ECB Says Upside Inflation Risks Have Diminished

October 2, 2008

The new statement from the ECB Governing Council constitutes a start in preparing markets for a rate cut.  This is what investors and analysts were hoping and expecting to see.  Typically the ECB’s tone did not swing first circle.  Inflation risks around a forecast that expects above-target readings “for some time” are still skewed to the upside.  However, officials admitted for the first time in this cycle that such price risks are diminishing, particularly for the medium term, as a result of weakening euro area activity, contracting domestic demand, and tighter financial conditions.  This is a huge yet obvious concession that the banking crisis will change the needed direction of monetary policy.

Without using the R-word, the statement all but concedes that a recession began in the second quarter.  The statement cites “an extraordinarily high level of uncertainty” associated with medium-term economic prospects, declares that downside growth risks are increasing, says that a recovery in the course of 2009 based on lower oil prices and ongoing emerging market demand will be “gradual,” and even hints that such a recovery might not even occur next year.   The statement abandons a detailed discussion of supportive components in aggregate demand.  To paraphrase Will Rogers, if you have nothing good to say, it’s best to say as little as possible.
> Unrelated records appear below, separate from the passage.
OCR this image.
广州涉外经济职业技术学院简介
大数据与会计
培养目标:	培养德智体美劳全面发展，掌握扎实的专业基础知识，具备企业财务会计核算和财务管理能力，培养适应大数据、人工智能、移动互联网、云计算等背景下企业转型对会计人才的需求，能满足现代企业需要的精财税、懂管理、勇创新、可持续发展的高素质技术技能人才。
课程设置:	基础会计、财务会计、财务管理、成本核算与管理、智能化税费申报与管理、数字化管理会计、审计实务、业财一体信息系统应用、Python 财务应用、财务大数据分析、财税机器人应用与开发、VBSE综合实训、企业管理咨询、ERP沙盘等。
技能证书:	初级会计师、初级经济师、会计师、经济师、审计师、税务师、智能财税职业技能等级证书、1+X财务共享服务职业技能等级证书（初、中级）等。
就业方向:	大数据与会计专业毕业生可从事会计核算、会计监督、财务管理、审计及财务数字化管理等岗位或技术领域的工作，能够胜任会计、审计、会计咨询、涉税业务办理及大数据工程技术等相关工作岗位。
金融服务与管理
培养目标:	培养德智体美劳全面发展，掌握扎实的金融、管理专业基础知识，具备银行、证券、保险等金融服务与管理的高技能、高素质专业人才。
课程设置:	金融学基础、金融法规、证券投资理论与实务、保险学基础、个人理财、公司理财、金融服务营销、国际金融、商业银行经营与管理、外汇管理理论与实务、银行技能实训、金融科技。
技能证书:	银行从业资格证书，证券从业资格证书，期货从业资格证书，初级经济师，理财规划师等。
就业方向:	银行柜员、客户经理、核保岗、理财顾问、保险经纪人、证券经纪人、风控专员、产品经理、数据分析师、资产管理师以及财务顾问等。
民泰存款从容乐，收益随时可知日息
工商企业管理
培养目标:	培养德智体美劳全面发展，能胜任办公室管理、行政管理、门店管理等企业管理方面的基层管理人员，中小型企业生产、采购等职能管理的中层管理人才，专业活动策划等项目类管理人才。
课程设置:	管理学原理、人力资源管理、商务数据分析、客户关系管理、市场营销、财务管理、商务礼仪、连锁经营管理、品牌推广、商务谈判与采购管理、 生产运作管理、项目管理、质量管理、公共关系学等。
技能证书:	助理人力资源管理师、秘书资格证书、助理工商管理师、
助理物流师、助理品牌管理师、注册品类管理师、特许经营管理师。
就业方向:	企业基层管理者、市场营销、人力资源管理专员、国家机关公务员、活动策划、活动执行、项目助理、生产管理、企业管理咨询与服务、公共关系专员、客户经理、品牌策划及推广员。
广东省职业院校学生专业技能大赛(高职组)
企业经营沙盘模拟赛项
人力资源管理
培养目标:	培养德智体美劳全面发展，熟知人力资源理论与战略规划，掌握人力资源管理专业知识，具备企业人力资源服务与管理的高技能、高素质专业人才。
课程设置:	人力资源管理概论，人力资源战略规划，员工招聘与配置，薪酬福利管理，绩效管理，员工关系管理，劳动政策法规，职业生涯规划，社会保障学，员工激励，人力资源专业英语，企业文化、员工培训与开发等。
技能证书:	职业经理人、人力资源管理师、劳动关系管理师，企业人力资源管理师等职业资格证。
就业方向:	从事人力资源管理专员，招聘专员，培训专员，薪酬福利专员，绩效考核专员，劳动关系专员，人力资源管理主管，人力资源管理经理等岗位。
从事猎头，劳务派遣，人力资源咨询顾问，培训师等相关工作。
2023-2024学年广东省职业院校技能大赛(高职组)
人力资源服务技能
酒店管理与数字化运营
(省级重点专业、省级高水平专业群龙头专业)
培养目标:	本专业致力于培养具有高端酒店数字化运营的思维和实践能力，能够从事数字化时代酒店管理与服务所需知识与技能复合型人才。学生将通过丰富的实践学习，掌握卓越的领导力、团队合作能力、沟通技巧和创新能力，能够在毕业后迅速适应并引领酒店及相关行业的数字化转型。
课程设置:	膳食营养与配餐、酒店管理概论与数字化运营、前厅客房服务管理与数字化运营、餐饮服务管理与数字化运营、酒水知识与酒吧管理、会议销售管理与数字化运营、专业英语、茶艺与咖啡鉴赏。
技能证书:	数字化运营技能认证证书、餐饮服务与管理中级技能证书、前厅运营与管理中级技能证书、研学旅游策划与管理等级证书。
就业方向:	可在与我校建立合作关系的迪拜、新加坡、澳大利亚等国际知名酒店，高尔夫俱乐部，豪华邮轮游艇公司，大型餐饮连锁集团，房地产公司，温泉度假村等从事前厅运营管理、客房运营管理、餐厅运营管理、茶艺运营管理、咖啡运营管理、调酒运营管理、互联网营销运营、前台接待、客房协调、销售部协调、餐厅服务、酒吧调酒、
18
The statement hedges in stern language that upside inflation risks, while diminished, have not disappeared.  Unit Labor costs rose 3.4% in the year to 2Q08, up sharply from several years with increases “in the order of 1-1.5%.”  The statement complains more vehemently about schemes that index nominal wages to consumer prices automatically and warns that wage negotiations and corporate price-setting behavior are being watched keenly by officials.  Several other price risks are mentioned, including the lagged effect of past commodity price increases, possible renewed commodity price gains, second-round effects on prices and wages, and higher indirect taxes and administered prices.  Anchoring expected inflation is more important now than at times with lesser uncertainty about the future.  With such tough talk, ECB officials left open the possibility of not easing until December or even 2009.  Future policy will be contingent.  If the banking crisis gets worse, officials will have to act.  But if wage talks especially involving the German engineering workers, who want an 8% raise, produce an unsatisfactory result from the ECB’s standpoint, officials will try to delay easing longer than market players assume.  That is a lot of “ifs,” and much of the discussion about the priority of restoring price stability is intended to avoid any erosion of the bank’s credibility as an inflation fighter.  Take it for what it is, verbal posturing.

In Q & A, Trichet revealed that a rate cut had been discussed today, although the decision to keep the refinancing rate at 4.25% was taken unanimously.  He would not say if rates might be cut as soon as November when asked that question.  The lack of a denial implies possibility, if not probability.  The policy bias has clearly swung toward ease from a tightening bias just two months earlier and a rate increase three months earlier.  Trichet defended the ECB’s separation of a flexible and forceful approach to keeping the banking system liquid from an underlying monetary policy that retains the highest target rates since the 9/11 attacks, but he also said that this stance had stabilized inflation expectations, which were mounting earlier this year.

Market expectations for a rate cut next month will not be quelled by the ECB statement and Trichet’s comments.  Weak economic data, persistent bank reluctance to deal with one another, jittery markets, and probable further bailouts over the coming month will raise investor confidence in such a rate cut over coming weeks.  There will be comments by Trichet and other ECB officials, which more likely than not will encourage rate cut speculation.  If markets get ahead of themselves, ECB will not wait for the November meeting to correct the misconception.  One very important data release will be September CPI details and whether core inflation has moved lower as I suspect.  At this point, a rate change in November is probably a better-than-even bet.  But as Trichet said, exceptional uncertainty is keeping all elements of the crisis very fluid, and that includes the response of officials and when they make it.